A partir de agora é mais fácil vir estudar para Portugal

E também mais rápido e menos exigente. Por exemplo, o SEF terá apenas 15 dias para emitir o parecer prévio obrigatório no caso de vistos e autorizações de residência

Autorizações de residência mais rápidas, dispensa de entrega de documentos ou redução do valor comprovativo de meios de subsistência: estas são as principais mudanças que entram em vigor este sábado e que pretendem agilizar e acelerar o processo de atribuição de vistos de estudantes a estrangeiros.
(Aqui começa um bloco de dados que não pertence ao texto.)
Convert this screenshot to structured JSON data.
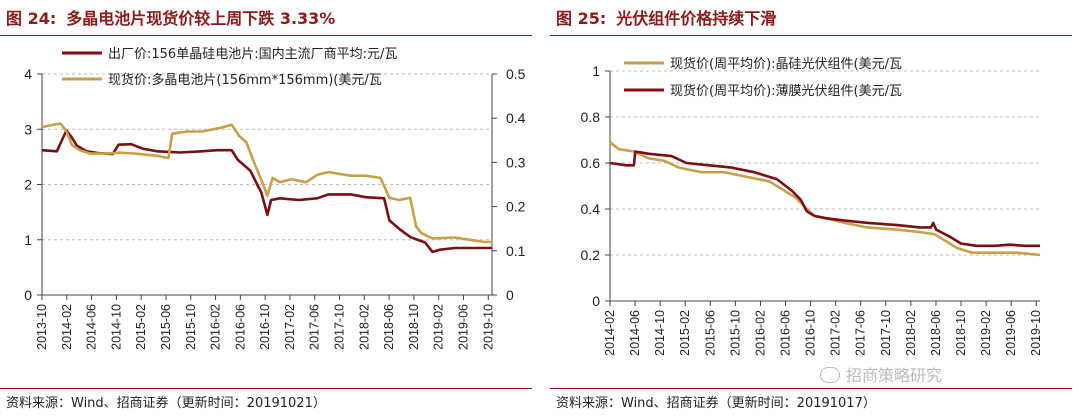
{
  "chart_data": [
    {
      "type": "line",
      "title_number": "图 24:",
      "title": "多晶电池片现货价较上周下跌 3.33%",
      "source": "资料来源：Wind、招商证券（更新时间：20191021）",
      "y_left": {
        "lim": [
          0,
          4
        ],
        "ticks": [
          "0",
          "1",
          "2",
          "3",
          "4"
        ]
      },
      "y_right": {
        "lim": [
          0,
          0.5
        ],
        "ticks": [
          "0",
          "0.1",
          "0.2",
          "0.3",
          "0.4",
          "0.5"
        ]
      },
      "x_ticks": [
        "2013-10",
        "2014-02",
        "2014-06",
        "2014-10",
        "2015-02",
        "2015-06",
        "2015-10",
        "2016-02",
        "2016-06",
        "2016-10",
        "2017-02",
        "2017-06",
        "2017-10",
        "2018-02",
        "2018-06",
        "2018-10",
        "2019-02",
        "2019-06",
        "2019-10"
      ],
      "x_range": [
        2013.75,
        2019.8
      ],
      "grid": "horizontal dashed",
      "series": [
        {
          "name": "出厂价:156单晶硅电池片:国内主流厂商平均:元/瓦",
          "axis": "left",
          "color": "#7b0d13",
          "points": [
            [
              2013.75,
              2.62
            ],
            [
              2013.95,
              2.6
            ],
            [
              2014.0,
              2.75
            ],
            [
              2014.08,
              2.98
            ],
            [
              2014.15,
              2.85
            ],
            [
              2014.22,
              2.7
            ],
            [
              2014.35,
              2.6
            ],
            [
              2014.5,
              2.57
            ],
            [
              2014.7,
              2.55
            ],
            [
              2014.78,
              2.72
            ],
            [
              2014.95,
              2.73
            ],
            [
              2015.1,
              2.65
            ],
            [
              2015.3,
              2.6
            ],
            [
              2015.6,
              2.58
            ],
            [
              2015.9,
              2.6
            ],
            [
              2016.1,
              2.62
            ],
            [
              2016.3,
              2.62
            ],
            [
              2016.38,
              2.45
            ],
            [
              2016.55,
              2.25
            ],
            [
              2016.7,
              1.85
            ],
            [
              2016.78,
              1.45
            ],
            [
              2016.83,
              1.72
            ],
            [
              2016.95,
              1.75
            ],
            [
              2017.2,
              1.72
            ],
            [
              2017.45,
              1.75
            ],
            [
              2017.6,
              1.82
            ],
            [
              2017.9,
              1.82
            ],
            [
              2018.1,
              1.77
            ],
            [
              2018.35,
              1.75
            ],
            [
              2018.42,
              1.35
            ],
            [
              2018.55,
              1.2
            ],
            [
              2018.7,
              1.05
            ],
            [
              2018.8,
              1.0
            ],
            [
              2018.9,
              0.95
            ],
            [
              2019.0,
              0.78
            ],
            [
              2019.1,
              0.82
            ],
            [
              2019.3,
              0.85
            ],
            [
              2019.5,
              0.85
            ],
            [
              2019.8,
              0.85
            ]
          ]
        },
        {
          "name": "现货价:多晶电池片(156mm*156mm)(美元/瓦",
          "axis": "right",
          "color": "#c9a04a",
          "points": [
            [
              2013.75,
              0.38
            ],
            [
              2013.9,
              0.385
            ],
            [
              2014.0,
              0.388
            ],
            [
              2014.08,
              0.37
            ],
            [
              2014.15,
              0.34
            ],
            [
              2014.25,
              0.328
            ],
            [
              2014.4,
              0.32
            ],
            [
              2014.6,
              0.32
            ],
            [
              2014.8,
              0.322
            ],
            [
              2015.0,
              0.32
            ],
            [
              2015.3,
              0.315
            ],
            [
              2015.45,
              0.31
            ],
            [
              2015.5,
              0.365
            ],
            [
              2015.7,
              0.37
            ],
            [
              2015.9,
              0.37
            ],
            [
              2016.15,
              0.378
            ],
            [
              2016.3,
              0.385
            ],
            [
              2016.4,
              0.36
            ],
            [
              2016.5,
              0.345
            ],
            [
              2016.6,
              0.3
            ],
            [
              2016.7,
              0.26
            ],
            [
              2016.78,
              0.225
            ],
            [
              2016.85,
              0.265
            ],
            [
              2016.95,
              0.255
            ],
            [
              2017.1,
              0.262
            ],
            [
              2017.3,
              0.255
            ],
            [
              2017.45,
              0.272
            ],
            [
              2017.6,
              0.278
            ],
            [
              2017.9,
              0.27
            ],
            [
              2018.1,
              0.27
            ],
            [
              2018.3,
              0.265
            ],
            [
              2018.42,
              0.22
            ],
            [
              2018.55,
              0.215
            ],
            [
              2018.7,
              0.22
            ],
            [
              2018.78,
              0.155
            ],
            [
              2018.85,
              0.14
            ],
            [
              2019.0,
              0.128
            ],
            [
              2019.3,
              0.13
            ],
            [
              2019.5,
              0.125
            ],
            [
              2019.7,
              0.12
            ],
            [
              2019.8,
              0.12
            ]
          ]
        }
      ]
    },
    {
      "type": "line",
      "title_number": "图 25:",
      "title": "光伏组件价格持续下滑",
      "source": "资料来源：Wind、招商证券（更新时间：20191017）",
      "y_left": {
        "lim": [
          0,
          1
        ],
        "ticks": [
          "0",
          "0.2",
          "0.4",
          "0.6",
          "0.8",
          "1"
        ]
      },
      "x_ticks": [
        "2014-02",
        "2014-06",
        "2014-10",
        "2015-02",
        "2015-06",
        "2015-10",
        "2016-02",
        "2016-06",
        "2016-10",
        "2017-02",
        "2017-06",
        "2017-10",
        "2018-02",
        "2018-06",
        "2018-10",
        "2019-02",
        "2019-06",
        "2019-10"
      ],
      "x_range": [
        2014.083,
        2019.8
      ],
      "grid": "horizontal dashed",
      "series": [
        {
          "name": "现货价(周平均价):晶硅光伏组件(美元/瓦",
          "axis": "left",
          "color": "#c9a04a",
          "points": [
            [
              2014.083,
              0.69
            ],
            [
              2014.2,
              0.66
            ],
            [
              2014.4,
              0.65
            ],
            [
              2014.6,
              0.62
            ],
            [
              2014.8,
              0.61
            ],
            [
              2015.0,
              0.58
            ],
            [
              2015.3,
              0.56
            ],
            [
              2015.6,
              0.56
            ],
            [
              2015.9,
              0.54
            ],
            [
              2016.2,
              0.52
            ],
            [
              2016.4,
              0.48
            ],
            [
              2016.55,
              0.45
            ],
            [
              2016.7,
              0.4
            ],
            [
              2016.8,
              0.37
            ],
            [
              2016.95,
              0.36
            ],
            [
              2017.2,
              0.34
            ],
            [
              2017.5,
              0.32
            ],
            [
              2017.9,
              0.31
            ],
            [
              2018.2,
              0.3
            ],
            [
              2018.4,
              0.29
            ],
            [
              2018.55,
              0.26
            ],
            [
              2018.7,
              0.23
            ],
            [
              2018.9,
              0.21
            ],
            [
              2019.2,
              0.21
            ],
            [
              2019.5,
              0.21
            ],
            [
              2019.8,
              0.2
            ]
          ]
        },
        {
          "name": "现货价(周平均价):薄膜光伏组件(美元/瓦",
          "axis": "left",
          "color": "#7b0d13",
          "points": [
            [
              2014.083,
              0.6
            ],
            [
              2014.3,
              0.59
            ],
            [
              2014.4,
              0.59
            ],
            [
              2014.42,
              0.65
            ],
            [
              2014.6,
              0.64
            ],
            [
              2014.9,
              0.63
            ],
            [
              2015.1,
              0.6
            ],
            [
              2015.4,
              0.59
            ],
            [
              2015.7,
              0.58
            ],
            [
              2016.0,
              0.56
            ],
            [
              2016.3,
              0.53
            ],
            [
              2016.5,
              0.48
            ],
            [
              2016.62,
              0.44
            ],
            [
              2016.7,
              0.39
            ],
            [
              2016.8,
              0.37
            ],
            [
              2016.95,
              0.36
            ],
            [
              2017.2,
              0.35
            ],
            [
              2017.5,
              0.34
            ],
            [
              2017.9,
              0.33
            ],
            [
              2018.2,
              0.32
            ],
            [
              2018.35,
              0.32
            ],
            [
              2018.38,
              0.34
            ],
            [
              2018.42,
              0.31
            ],
            [
              2018.6,
              0.28
            ],
            [
              2018.75,
              0.25
            ],
            [
              2018.95,
              0.24
            ],
            [
              2019.2,
              0.24
            ],
            [
              2019.4,
              0.245
            ],
            [
              2019.6,
              0.24
            ],
            [
              2019.8,
              0.24
            ]
          ]
        }
      ]
    }
  ],
  "watermark": "招商策略研究"
}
O número de estudantes oriundos de outros países duplicou em Portugal na última década: são já 50 mil e representam 13% do total de alunos do ensino superior, de acordo com dados presentes na Portaria n. º 111/2019, que introduz as principais mudanças.

Esta é umas das medidas previstas na iniciativa "Simplex+" no âmbito da "via rápida para estudantes estrangeiros em Portugal". Foi também criada uma comissão de articulação entre as áreas governativas dos negócios estrangeiros, administração interna e ciência, tecnologia e ensino superior, que contam com um membro de cada pasta para acompanhar o processo.

Mais rápido

A partir da entrada em vigor da portaria - a 11 de maio de 2019 - o prazo para a concessão do Visto ou Autorização de Residência passa a ser 30 dias. O Serviço de Estrangeiros e Fronteiras (SEF) deve emitir o parecer prévio obrigatório no prazo de 15 dias.

Menos burocracia

É dispensada a apresentação de documentos previstos no nº 5 do artigo 62 da lei 23/2007 (o estudante ter a idade mínima e não exceder a idade máxima fixadas por portaria conjunta dos Ministros da Administração Interna e da Educação; e ter alojamento assegurado).
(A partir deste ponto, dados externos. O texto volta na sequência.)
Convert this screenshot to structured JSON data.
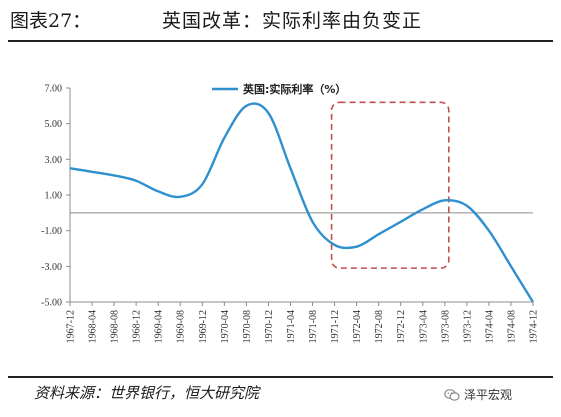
{
  "header": {
    "figure_label": "图表27：",
    "title": "英国改革：实际利率由负变正"
  },
  "footer": {
    "source": "资料来源：世界银行，恒大研究院",
    "watermark_text": "泽平宏观",
    "watermark_icon": "wechat-icon"
  },
  "colors": {
    "series": "#2f8fcf",
    "highlight_box": "#c0504d",
    "axis": "#8c8c8c"
  },
  "chart_data": {
    "type": "line",
    "title": "",
    "xlabel": "",
    "ylabel": "",
    "y_ticks": [
      "7.00",
      "5.00",
      "3.00",
      "1.00",
      "-1.00",
      "-3.00",
      "-5.00"
    ],
    "ylim": [
      -5,
      7
    ],
    "zero_line": true,
    "grid": false,
    "legend_placement": "top-center",
    "x_ticks": [
      "1967-12",
      "1968-04",
      "1968-08",
      "1968-12",
      "1969-04",
      "1969-08",
      "1969-12",
      "1970-04",
      "1970-08",
      "1970-12",
      "1971-04",
      "1971-08",
      "1971-12",
      "1972-04",
      "1972-08",
      "1972-12",
      "1973-04",
      "1973-08",
      "1973-12",
      "1974-04",
      "1974-08",
      "1974-12"
    ],
    "series": [
      {
        "name": "英国:实际利率（%）",
        "x": [
          "1967-12",
          "1968-04",
          "1968-08",
          "1968-12",
          "1969-04",
          "1969-08",
          "1969-12",
          "1970-04",
          "1970-08",
          "1970-12",
          "1971-04",
          "1971-08",
          "1971-12",
          "1972-04",
          "1972-08",
          "1972-12",
          "1973-04",
          "1973-08",
          "1973-12",
          "1974-04",
          "1974-08",
          "1974-12"
        ],
        "values": [
          2.5,
          2.3,
          2.1,
          1.8,
          1.2,
          0.9,
          1.6,
          4.2,
          6.0,
          5.6,
          2.5,
          -0.5,
          -1.8,
          -1.9,
          -1.2,
          -0.5,
          0.2,
          0.7,
          0.4,
          -1.0,
          -3.0,
          -5.0
        ]
      }
    ],
    "highlight_region": {
      "x_start": "1971-12",
      "x_end": "1973-08",
      "y_range": [
        -3.1,
        6.2
      ]
    }
  }
}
Redução do valor de subsistência

A nova portaria estabelece que o valor a ser comprovado como meio de subsistência seja reduzido para metade (50%) caso a inscrição do estudante seja feita numa instituição situada em um município de baixa densidade.

Maior transparência

A partir de agora as universidades e outras instituições, a Direção Geral do Ensino Superior e a Direção-Geral dos Assuntos Consulares e das Comunidades Portuguesas vão trabalhar em proximidade e vão fazer o cruzamento de dados: para tornar o processo de autorização de residência mais rápido e evitar a emissão de vistos a quem não está matriculado num curso superior.

São mulheres, chegam do Brasil e escolhem Lisboa para estudar

De acordo com o último Inquérito ao Registo de Alunos Inscritos e Diplomados do Ensino Superior (RAIDES) realizado pela Direção-Geral de Estatísticas da Educação e Ciência (DGEEC) - que ainda não inclui os dados de 2018/2019 (são já 50 mil os estudantes estrangeiros inscritos) -, Portugal recebeu 44.485 alunos no ano letivo de 2017/2018.

Mais de metade (28.122) faz parte do grupo que completou o ensino secundário no estrangeiro e decidiu obter um diploma em Portugal (Mobilidade de grau). Comparando com o ano anterior, verificou-se um aumento de 26,7% destes alunos que, no ano passado, já representavam 7,5% do total dos inscritos no ensino superior.

Na sua maioria são mulheres (51,6%) e são oriundos do Brasil (39%), Angola (11,4%), Cabo Verde (9,3%) e França. São estudantes que chegam à procura de formação nas áreas das "Ciências empresariais, administração e direito" (23,9%) e da "Engenharia, indústrias transformadoras e construção" (20,4%).

Oito em cada dez inscreveram-se numa instituição pública, sendo que 77,6% do total optou por uma universidade em detrimento de um politécnico. No entanto, os politécnicos têm vindo a registar um grande aumento de estrangeiros: no ano letivo de 2016/2017 eram 4.809 estudantes e no ano passado já ultrapassavam os seis mil (6.306).

A Área Metropolitana de Lisboa é a que acolhe mais estudantes (37,2%), sendo que em 2017 a região do Algarve destacou-se ao quase duplicar o número de alunos em dois anos, passando de 350 alunos para 592. A maioria dos alunos inscreveu-se numa licenciatura 1.º ciclo (10.025) e de mestrado 2.º ciclo (8.260).